Waterloo Region Record

Brexit won’t hold up trade deal

Top U.K. envoy says Britain will push for Canada-EU trade agreement

- Mike Blanchfiel­d

— Britain’s envoy to Canada says his country will push hard for the speedy approval of the Canada-EU free-trade agreement despite the Brexit referendum decision to leave the 28-country bloc.

High Commission­er Howard Drake said that Britain is bound by all European Union treaties until it formally negotiates and signs an agreement to leave — a process destined to take more than two years.

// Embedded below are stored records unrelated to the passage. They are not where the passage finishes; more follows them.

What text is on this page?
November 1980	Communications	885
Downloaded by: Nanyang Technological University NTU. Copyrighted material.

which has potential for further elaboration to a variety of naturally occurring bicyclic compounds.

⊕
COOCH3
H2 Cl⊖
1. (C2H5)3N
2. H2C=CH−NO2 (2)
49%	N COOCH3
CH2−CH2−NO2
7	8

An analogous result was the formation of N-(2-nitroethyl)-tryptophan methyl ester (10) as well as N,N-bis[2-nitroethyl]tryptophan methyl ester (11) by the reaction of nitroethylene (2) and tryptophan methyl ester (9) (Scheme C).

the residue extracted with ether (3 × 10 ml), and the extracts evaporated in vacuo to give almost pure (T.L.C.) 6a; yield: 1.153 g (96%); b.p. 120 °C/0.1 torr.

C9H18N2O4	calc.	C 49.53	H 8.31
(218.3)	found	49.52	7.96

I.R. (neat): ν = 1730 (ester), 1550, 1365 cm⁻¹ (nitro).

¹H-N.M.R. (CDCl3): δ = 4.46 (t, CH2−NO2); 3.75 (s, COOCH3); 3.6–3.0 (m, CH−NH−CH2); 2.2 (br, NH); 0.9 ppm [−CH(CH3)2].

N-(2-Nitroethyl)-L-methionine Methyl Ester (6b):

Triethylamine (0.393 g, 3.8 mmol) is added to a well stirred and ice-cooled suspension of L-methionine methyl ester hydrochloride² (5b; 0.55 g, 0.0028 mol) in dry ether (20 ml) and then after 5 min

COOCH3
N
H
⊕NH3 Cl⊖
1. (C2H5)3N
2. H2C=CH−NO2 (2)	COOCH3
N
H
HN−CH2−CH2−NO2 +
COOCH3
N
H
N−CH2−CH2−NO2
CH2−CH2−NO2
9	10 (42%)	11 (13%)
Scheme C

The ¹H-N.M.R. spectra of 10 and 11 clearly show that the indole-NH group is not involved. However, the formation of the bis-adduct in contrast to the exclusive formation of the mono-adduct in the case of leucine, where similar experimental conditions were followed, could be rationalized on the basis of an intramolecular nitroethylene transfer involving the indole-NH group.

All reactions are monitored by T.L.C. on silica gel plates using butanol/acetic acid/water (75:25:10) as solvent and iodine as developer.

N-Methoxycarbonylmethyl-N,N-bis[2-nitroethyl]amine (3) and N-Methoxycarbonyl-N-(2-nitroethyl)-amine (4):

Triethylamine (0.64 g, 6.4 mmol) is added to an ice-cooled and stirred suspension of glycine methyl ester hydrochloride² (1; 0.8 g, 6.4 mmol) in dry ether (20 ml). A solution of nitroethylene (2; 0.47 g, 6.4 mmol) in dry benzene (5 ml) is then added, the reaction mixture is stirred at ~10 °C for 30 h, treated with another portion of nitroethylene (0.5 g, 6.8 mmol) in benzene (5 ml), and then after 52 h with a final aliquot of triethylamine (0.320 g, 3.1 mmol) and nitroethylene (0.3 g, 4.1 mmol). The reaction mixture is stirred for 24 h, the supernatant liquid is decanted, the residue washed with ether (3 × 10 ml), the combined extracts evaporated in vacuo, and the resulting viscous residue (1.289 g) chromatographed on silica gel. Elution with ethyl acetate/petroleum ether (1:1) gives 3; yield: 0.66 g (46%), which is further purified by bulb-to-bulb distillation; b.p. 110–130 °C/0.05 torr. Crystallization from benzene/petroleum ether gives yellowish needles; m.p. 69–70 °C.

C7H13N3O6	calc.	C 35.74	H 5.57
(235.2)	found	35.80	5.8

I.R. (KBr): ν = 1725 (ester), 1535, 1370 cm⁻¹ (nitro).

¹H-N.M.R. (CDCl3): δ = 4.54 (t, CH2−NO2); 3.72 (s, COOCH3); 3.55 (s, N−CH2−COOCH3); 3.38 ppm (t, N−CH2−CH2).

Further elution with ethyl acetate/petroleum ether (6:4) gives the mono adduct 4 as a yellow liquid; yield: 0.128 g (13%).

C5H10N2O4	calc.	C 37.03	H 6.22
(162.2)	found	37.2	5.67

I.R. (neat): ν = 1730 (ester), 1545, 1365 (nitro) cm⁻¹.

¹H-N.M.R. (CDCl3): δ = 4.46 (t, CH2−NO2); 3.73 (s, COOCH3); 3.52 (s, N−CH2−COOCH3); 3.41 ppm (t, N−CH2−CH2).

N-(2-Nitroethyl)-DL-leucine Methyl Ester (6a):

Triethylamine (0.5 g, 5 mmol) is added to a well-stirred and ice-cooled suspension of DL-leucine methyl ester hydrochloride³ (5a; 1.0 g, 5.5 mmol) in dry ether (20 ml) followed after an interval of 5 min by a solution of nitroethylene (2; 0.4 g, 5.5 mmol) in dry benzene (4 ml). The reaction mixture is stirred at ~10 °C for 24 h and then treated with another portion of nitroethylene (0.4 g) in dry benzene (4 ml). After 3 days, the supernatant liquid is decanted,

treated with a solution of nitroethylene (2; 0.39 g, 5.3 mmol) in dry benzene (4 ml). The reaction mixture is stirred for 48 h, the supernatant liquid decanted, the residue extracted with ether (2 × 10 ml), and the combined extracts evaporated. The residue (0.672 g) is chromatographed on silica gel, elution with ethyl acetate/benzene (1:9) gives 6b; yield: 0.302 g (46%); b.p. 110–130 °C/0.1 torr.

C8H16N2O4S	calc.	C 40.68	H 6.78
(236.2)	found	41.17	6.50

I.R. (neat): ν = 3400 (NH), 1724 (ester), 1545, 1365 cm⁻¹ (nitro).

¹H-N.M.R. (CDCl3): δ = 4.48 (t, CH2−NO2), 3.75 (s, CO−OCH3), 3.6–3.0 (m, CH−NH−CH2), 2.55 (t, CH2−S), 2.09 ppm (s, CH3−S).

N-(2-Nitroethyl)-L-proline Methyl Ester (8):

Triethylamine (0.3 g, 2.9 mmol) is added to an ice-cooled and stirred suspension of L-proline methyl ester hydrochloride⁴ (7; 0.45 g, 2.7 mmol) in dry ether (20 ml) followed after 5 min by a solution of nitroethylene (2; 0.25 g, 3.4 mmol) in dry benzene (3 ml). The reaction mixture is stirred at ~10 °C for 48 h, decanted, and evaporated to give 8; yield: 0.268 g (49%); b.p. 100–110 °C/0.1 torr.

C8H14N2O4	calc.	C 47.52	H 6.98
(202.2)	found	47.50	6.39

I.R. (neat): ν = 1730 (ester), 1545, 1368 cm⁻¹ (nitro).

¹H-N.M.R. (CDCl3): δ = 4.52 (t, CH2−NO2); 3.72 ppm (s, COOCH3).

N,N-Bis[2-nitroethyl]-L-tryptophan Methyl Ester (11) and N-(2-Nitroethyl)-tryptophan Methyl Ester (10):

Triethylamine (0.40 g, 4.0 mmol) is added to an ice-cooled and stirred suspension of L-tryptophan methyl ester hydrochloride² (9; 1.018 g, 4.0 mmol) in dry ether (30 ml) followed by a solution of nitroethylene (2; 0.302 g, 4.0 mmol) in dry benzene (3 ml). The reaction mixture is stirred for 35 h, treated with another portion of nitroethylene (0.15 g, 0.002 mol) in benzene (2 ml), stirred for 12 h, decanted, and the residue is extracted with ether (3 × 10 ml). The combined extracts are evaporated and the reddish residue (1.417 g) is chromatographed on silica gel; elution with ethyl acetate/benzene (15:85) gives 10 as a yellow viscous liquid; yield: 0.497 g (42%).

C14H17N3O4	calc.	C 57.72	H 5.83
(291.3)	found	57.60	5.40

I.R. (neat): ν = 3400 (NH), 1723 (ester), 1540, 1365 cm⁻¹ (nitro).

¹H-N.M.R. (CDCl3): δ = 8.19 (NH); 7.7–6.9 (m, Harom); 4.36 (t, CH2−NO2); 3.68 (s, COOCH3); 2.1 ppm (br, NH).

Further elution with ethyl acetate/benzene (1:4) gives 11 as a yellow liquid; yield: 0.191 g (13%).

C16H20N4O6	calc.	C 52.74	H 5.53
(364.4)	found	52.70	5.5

In the meantime, Drake said, Britain fully backs the Canada-EU plan that would see the Comprehens­ive Economic and Trade Agreement be provisiona­lly applied sometime early next year.

“There is quite an ambitious timetable for that to happen, and we will be in there making it happen,” Drake said. “That’s the timetable that European members — of which we are one — have been discussing with Canada.”

Drake’s comments are in line with those of Canadian Trade Minister Chrystia Freeland, who has said she received broad assurances from across Europe that the deal can be signed this fall and provisiona­lly applied next year, after the European Parliament ratifies it.

Provisiona­l applicatio­n means that, by some estimates, as much as 90 per cent of the deal would come into force without the ratificati­on of the EU’s 28 member parliament­s because the vast majority of the pact would fall under EU jurisdicti­on.

The waters were muddied recently when Britain’s new trade minister, Liam Fox, reportedly told a British newspaper that “very fruitful” bilateral trade talks with Canada had begun.

Drake had nothing to say about the remarks attributed to Fox, but said his country had not started free-trade talks with Canada. “I can’t comment on what’s in the press. All I can tell you is what the government’s position is.”

Drake said Fox and Freeland had good discussion­s earlier this month when the Canadian minister was in London. But he said because Britain is still part of the EU, it can’t sign any new trade deals of its own.

“We have had very, very good conversati­ons with a number of our close friends around the world, some of whom we have very important trading relationsh­ips with. Canada is one of those,” Drake said. “That’s as far as it goes.” Britain has always been a trading country, and that’s not about to change, he said.

The first order of business for Britain will be to work out the details of its future trading arrangemen­t with the EU, he said.

Britain has no actual trade negotiator­s of its own because it ceded that responsibi­lity to the EU when it joined 43 years ago, so it will likely have to build a team that is expected to number in the hundreds.

Drake noted that Britain has not invoked Article 50 of the EU treaty, which would trigger the two-year clock toward negotiatin­g Britain’s exit from the bloc.

Some analysts have said it might take much longer than that to negotiate Britain’s departure because it has become so deeply intertwine­d with the EU.